Allein die Aussicht, dass der Erdölkonzern Total wegen juristischer
Spitzfindigkeiten am Ende für diese Umweltkatastrophe ungestraft bleiben
könnte, ist für sie ein Skandal. Unabsehbare Folgen für die Zukunft
fürchten die Natur- und Umweltschützer, falls eine Aufhebungsbeschwerde von
Total gegen die bisher rechtskräftige Verurteilung zum Erfolg käme.

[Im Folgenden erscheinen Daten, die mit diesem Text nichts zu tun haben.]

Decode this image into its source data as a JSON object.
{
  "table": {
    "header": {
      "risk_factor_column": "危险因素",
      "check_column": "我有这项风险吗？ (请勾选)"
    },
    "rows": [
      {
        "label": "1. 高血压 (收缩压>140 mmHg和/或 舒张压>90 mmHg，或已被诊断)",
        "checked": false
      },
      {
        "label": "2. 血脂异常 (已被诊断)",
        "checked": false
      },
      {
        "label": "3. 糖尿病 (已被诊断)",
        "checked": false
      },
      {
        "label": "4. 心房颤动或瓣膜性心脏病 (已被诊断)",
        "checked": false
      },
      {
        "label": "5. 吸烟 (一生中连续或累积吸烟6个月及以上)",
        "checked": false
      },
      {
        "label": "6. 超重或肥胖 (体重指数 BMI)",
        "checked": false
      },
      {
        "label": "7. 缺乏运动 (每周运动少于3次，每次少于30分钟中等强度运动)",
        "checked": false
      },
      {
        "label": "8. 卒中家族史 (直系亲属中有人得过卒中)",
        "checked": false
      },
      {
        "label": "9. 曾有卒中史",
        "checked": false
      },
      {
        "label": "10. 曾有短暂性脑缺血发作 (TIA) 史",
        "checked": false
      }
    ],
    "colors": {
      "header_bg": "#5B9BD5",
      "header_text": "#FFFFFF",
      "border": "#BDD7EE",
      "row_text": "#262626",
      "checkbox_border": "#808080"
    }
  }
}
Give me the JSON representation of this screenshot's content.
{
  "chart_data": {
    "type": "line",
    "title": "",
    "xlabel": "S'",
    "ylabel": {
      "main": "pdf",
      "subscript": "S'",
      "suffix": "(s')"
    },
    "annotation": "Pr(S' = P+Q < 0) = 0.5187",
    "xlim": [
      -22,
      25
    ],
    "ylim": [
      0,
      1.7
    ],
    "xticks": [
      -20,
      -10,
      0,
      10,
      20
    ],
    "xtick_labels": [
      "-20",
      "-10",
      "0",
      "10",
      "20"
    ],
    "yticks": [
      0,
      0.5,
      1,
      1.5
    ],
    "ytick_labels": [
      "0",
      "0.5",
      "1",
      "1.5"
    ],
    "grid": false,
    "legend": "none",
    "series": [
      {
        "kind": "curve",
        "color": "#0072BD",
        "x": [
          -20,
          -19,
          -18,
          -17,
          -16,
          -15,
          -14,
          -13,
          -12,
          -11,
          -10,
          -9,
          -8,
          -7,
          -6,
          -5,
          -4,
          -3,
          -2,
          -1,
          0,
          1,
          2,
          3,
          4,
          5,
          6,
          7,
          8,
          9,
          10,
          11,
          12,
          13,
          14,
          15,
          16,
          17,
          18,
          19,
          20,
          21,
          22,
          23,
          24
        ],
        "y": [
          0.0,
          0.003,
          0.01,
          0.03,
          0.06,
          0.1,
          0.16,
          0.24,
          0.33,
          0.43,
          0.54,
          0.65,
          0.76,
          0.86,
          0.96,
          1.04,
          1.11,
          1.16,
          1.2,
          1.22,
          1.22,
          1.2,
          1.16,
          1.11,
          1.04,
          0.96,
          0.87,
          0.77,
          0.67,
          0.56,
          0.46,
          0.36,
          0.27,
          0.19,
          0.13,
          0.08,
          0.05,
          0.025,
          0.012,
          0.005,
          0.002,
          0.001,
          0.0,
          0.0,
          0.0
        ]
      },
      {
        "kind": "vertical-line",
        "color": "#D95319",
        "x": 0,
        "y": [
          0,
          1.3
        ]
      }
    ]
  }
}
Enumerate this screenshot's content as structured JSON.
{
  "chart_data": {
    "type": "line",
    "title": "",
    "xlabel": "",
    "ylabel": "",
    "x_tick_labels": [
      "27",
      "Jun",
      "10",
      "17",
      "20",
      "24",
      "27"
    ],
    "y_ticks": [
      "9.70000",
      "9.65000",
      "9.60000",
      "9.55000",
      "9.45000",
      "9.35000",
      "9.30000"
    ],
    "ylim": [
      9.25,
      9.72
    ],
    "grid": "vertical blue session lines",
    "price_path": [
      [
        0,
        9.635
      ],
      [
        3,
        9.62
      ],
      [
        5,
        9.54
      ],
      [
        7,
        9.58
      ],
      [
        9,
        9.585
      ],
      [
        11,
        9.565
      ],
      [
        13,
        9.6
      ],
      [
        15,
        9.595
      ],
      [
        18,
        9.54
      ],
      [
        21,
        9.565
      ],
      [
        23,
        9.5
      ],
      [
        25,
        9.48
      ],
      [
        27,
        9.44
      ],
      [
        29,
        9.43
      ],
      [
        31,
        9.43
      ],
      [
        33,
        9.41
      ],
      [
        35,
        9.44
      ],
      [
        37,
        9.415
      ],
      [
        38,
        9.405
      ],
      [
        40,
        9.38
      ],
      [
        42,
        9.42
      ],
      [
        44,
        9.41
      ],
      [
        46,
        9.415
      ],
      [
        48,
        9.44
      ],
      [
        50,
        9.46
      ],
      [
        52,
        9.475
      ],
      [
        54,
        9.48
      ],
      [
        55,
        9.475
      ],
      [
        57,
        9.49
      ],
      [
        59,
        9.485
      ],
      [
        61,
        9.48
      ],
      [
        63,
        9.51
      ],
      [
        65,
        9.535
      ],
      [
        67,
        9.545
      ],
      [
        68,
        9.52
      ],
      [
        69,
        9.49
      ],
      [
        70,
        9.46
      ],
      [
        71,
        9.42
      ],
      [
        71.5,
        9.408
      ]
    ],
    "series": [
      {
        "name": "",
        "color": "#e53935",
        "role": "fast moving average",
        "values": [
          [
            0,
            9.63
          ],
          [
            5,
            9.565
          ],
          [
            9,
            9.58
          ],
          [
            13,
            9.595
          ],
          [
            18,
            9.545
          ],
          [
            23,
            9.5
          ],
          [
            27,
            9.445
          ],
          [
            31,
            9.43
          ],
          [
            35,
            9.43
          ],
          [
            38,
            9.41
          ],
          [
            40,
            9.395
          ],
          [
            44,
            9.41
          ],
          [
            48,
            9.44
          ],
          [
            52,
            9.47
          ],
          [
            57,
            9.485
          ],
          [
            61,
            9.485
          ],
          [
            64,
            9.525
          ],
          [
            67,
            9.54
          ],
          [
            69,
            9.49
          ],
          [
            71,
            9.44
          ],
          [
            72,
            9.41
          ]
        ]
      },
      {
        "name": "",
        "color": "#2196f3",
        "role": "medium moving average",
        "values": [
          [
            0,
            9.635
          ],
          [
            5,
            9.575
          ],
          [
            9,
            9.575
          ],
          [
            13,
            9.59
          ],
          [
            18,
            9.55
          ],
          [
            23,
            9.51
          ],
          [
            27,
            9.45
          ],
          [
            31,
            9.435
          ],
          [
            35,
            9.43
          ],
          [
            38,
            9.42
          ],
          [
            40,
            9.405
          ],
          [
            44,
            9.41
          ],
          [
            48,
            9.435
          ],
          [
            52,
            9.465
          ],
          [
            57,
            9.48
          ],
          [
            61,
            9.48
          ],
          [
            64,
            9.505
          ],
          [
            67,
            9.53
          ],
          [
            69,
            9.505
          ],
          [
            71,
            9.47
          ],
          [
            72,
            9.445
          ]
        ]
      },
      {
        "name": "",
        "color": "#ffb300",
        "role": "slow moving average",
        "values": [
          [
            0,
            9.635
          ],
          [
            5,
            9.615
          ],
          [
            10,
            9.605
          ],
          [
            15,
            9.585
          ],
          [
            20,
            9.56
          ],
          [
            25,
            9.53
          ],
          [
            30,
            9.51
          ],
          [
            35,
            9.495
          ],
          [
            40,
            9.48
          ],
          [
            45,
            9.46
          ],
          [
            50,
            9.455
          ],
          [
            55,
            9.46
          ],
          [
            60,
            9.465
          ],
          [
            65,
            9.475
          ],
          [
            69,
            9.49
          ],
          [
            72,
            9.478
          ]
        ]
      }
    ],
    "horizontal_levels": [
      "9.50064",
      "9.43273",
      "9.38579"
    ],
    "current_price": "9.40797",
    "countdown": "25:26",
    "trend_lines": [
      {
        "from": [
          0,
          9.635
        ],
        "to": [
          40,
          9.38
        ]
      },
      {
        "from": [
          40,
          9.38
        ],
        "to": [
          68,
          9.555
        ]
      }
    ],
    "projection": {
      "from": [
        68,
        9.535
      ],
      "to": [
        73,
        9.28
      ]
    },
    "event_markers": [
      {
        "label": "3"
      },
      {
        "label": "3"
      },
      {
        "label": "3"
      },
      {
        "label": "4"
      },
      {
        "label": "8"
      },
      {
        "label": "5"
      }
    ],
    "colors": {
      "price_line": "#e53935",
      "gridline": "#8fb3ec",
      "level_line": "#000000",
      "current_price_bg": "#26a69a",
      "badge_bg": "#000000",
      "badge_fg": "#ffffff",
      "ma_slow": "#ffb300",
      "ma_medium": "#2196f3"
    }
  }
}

Es wäre wie ein Freibrief für skrupellose Reeder und Auftraggeber von
giftigen Seetransporten. Total machte am Donnerstag vor dem Kassationshof
in Paris geltend, dass französische Gerichte laut internationalem Seerecht
nicht zuständig sind für Tankerunglücke, die sich außerhalb der
Hoheitsgewässer ereignet haben. In diesem Sinne plädierte auch
Generalstaatsanwalt Didier Boccon-Gibod.
Er war sich bewusst, dass er viele schockierte: „Ich sage das mit Bedauern,
denn ich weiß, dass meine Ansicht verletzt und als Skandal aufgefasst
wird.“ Über 20.000 Tonnen Schweröl, die aus dem im Dezember 1999 im Sturm
entzweigebrochenen Tanker ausgeflossen waren, hatten weite Teile der
bretonischen Küste verschmutzt und riesige Schäden an der Meeresfauna und
für die lokale Wirtschaft verursacht.
## Strafrechtliche Verantwortung
150.000 Seevögel starben an der Ölpest, noch ist unklar, ob die Gesundheit
der freiwilligen Helfer, die – oft ohne Schutzanzüge und Atemmasken – den
braunschwarzen stinkenden Schlamm einsammelten, nicht ebenfalls gelitten
hat. Für die meisten Kosten der betroffenen Kommunen, Betriebe und Personen
ist der Erdölkonzern, für den der Tanker unterwegs war, sowie der
internationale Fonds „Fipol“ aufgekommen.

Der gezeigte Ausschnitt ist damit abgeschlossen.